Are you one of the recipients of the most recent round of stimulus money? Or maybe you just came into a small inheritance or windfall of cash. What should you do with this money? If you have credit card debt, pay back your debt, and then stop using your credit cards! If you continue to buy things and rack up interest, you’ll be paying that debt long after the stimulus checks stop. If you owe money, rent for instance, then now is the time to pay it back. Basically if you owe money, now is the time to give it back.
HOWEVER. Rather than using 100% of this extra cash to pay off debt, save 50% towards your emergency fund. Why?? Because if you have debt, chances are, you did not have enough in your emergency fund to begin with. What would happen if another big expense arises? That’s right, it’s back to debt. If 50% covers all your debts, then great! You should still cut up that credit card. If not, at least you can make a dent in the amount owed and use the rest to protect yourself from future unforeseen expenses.

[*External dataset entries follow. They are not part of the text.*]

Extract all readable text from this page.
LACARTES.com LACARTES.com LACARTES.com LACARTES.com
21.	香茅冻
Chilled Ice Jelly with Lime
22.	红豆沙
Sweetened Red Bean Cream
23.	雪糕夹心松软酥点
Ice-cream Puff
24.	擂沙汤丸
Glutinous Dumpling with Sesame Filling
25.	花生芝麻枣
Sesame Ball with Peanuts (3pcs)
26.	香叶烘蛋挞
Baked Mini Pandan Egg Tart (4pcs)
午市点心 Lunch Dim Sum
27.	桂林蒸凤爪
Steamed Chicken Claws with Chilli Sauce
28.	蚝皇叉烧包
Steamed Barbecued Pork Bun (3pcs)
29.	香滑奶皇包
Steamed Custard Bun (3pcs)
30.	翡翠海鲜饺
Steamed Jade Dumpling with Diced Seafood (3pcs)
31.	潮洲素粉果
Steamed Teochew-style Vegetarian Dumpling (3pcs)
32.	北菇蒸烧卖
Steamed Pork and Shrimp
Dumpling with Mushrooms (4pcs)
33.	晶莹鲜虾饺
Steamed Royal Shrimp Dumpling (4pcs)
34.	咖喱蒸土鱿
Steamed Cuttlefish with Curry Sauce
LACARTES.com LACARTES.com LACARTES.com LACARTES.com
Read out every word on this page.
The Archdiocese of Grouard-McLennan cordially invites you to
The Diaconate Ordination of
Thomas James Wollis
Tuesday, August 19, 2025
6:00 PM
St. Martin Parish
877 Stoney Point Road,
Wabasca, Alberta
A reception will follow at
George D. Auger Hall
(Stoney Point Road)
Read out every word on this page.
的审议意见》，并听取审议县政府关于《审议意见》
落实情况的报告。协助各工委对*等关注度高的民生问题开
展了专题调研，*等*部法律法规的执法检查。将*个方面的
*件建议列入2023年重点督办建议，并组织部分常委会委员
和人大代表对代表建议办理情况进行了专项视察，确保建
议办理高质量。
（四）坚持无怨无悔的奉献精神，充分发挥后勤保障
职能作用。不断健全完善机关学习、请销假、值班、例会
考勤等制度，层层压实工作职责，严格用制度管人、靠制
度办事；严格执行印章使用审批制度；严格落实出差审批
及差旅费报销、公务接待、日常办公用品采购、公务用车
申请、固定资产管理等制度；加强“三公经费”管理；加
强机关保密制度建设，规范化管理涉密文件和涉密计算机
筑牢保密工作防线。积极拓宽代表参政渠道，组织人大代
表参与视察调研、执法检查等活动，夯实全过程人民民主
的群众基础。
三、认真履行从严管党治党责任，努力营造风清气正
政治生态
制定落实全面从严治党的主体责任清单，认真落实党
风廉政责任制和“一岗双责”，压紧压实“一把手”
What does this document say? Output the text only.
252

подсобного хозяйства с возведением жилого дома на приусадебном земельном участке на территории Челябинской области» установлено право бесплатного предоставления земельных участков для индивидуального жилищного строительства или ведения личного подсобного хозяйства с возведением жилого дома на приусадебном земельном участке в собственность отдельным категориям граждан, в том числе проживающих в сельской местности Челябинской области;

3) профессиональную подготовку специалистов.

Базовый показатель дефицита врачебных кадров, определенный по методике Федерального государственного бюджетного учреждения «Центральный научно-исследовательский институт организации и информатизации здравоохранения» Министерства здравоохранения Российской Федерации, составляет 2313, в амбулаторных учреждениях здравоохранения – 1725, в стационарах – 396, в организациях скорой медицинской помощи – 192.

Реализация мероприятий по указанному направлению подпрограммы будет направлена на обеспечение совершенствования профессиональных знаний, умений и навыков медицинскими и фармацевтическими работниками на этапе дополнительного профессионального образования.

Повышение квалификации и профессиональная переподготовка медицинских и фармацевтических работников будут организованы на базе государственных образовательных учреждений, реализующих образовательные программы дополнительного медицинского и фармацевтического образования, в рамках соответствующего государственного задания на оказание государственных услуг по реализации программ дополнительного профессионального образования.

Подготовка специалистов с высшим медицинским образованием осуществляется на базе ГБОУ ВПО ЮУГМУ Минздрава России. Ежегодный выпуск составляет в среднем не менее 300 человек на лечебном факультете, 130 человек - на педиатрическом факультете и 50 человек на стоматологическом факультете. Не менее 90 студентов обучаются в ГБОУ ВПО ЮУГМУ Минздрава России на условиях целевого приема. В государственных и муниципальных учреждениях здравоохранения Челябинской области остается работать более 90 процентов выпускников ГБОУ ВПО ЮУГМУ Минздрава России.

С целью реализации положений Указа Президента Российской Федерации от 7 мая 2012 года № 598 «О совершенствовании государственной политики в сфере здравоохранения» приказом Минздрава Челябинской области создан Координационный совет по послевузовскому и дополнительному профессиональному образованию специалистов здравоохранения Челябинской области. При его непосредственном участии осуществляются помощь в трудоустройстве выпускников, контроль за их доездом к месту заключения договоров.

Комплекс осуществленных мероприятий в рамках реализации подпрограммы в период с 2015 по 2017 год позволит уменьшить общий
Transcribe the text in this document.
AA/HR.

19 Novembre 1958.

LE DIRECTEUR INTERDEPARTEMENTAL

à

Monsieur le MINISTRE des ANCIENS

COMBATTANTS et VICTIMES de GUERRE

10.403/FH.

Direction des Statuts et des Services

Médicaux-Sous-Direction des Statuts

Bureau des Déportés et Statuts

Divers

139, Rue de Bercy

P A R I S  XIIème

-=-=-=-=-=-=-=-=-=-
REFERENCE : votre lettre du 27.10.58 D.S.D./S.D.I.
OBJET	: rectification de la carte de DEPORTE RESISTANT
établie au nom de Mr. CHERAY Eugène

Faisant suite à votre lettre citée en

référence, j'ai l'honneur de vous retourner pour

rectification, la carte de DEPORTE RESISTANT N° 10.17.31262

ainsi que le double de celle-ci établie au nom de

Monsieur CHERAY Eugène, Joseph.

This brings us to the topic of the month: Savings. Let’s say you don’t have debt, besides a mortgage, which bears so little interest that it wouldn’t make sense to pay extra right now. If your emergency reserves are low, then saving money would make sense. Before the pandemic, we all thought 3 to 6 months of cash was sufficient to cover expenses. Now that people have been unemployed for a year, depending on how stable you feel about your situation, it might make sense to save 9 months or even 1 year in an emergency fund. If you’re in the lucky bunch who is still employed and has sufficient emergency reserves set aside, then you can consider spending half and saving or investing the other half towards a long-term goal.
Most of us don’t like the idea of hanging onto so much cash in an emergency fund. One, it’s tempting to spend. Two, it’s not earning interest. If you recall from past article Piggy Bank vs. Savings Account, always keep 1 to 2 months of expenses in a checking account, and then the rest in a savings account. This will limit ATM or debit card access to the funds by a few days, and allow you to earn some interest on that money.
If you have 6 months or more in emergency cash, then it’s time to look at a higher-interest approach. Keep 2 months’ cash in checking, 2 months’ cash in savings, and the rest in a certificate of deposit, or CD. These are not music playing mirrored discs. No, these are bank products that offer more interest on your cash than savings accounts. CDs are held by the bank for a term, ranging from 1 month to multiple years, and the amount of interest you earn depends on how long and how much is being held. The longer the term or the greater the amount, the more interest you earn. You cannot touch the money during the term of the CD, so choose the term wisely. When it comes to an emergency fund, it’s best to pick 1 to 3 months for a CD term, in case you need the money after depleting 4 months of cash in checking and savings. Being bank products, they are typically FDIC-insured, meaning you can’t lose money, but it’s always good to double-check with your financial institution.
For those with 1 year of emergency funds or more, you can use multiple CDs, so that some of the money is available sooner and some is available later. If you want to employ this strategy, you would definitely want to discuss with a financial advisor.
With the financial world being unpredictable, especially in a pandemic, having some savings helps with peace of mind no matter what may happen. And peace of mind is a much better gift than any you can buy.